Second, we see that sociologists do not simply make opinions or philosophical ideas, rather they make claims based on research and data.
Lastly, understanding sociology can change how we think about the world and who we are. For example, in this excerpt, one might change how he thinks about good health.
Do you see how the excerpt highlights these three ideas? Can you use your sociological imagination to think about your own life or your own troubles?
The rest of Gladwell's book uses a sociological imagination to explain extreme success stories. For example, Bill Gates and Steve Jobs tremendous success and wealth stemming from the development of computers:
Gladwell describes how being born in the mid 1950s was particularly fortuitous for those interested in computer programming development (think Bill Gates and Steve Jobs, both born in 1955). It also helped to be geographically near what were then called supercomputers, the gigantic predecessors to the thing on which you’re reading this post. Back in the 1960s, when Gates and Jobs were coming of age, a supercomputer took up a whole room and was not something most youngsters would have had a chance to see, let alone work on. But because of their proximity to actual computers, both Gates and Jobs had a leg up on others their age and had the chance to spend hours and hours (10,000 of them in Gladwell’s estimation) learning about programming.

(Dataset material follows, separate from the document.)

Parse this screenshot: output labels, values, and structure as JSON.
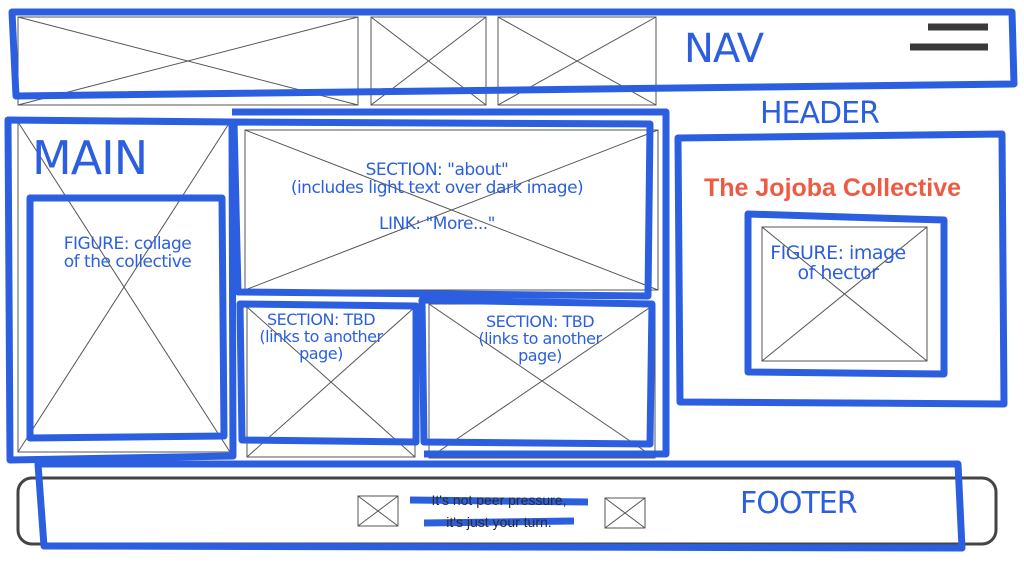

We can apply this model to more than just financial success. Think about what opportunities your own biography and history have afforded you. How has when, where, and to whom you were born shaped your life today?

Your Sociological Imagination

The "sociological imagination" is an important theme throughout our semester. The idea of the sociological imagination was developed by C. Wright Mills who said that having a sociological imagination helps one to see the connection between history and biography. That is, who we are (our biography) is determined by where and when we live (history).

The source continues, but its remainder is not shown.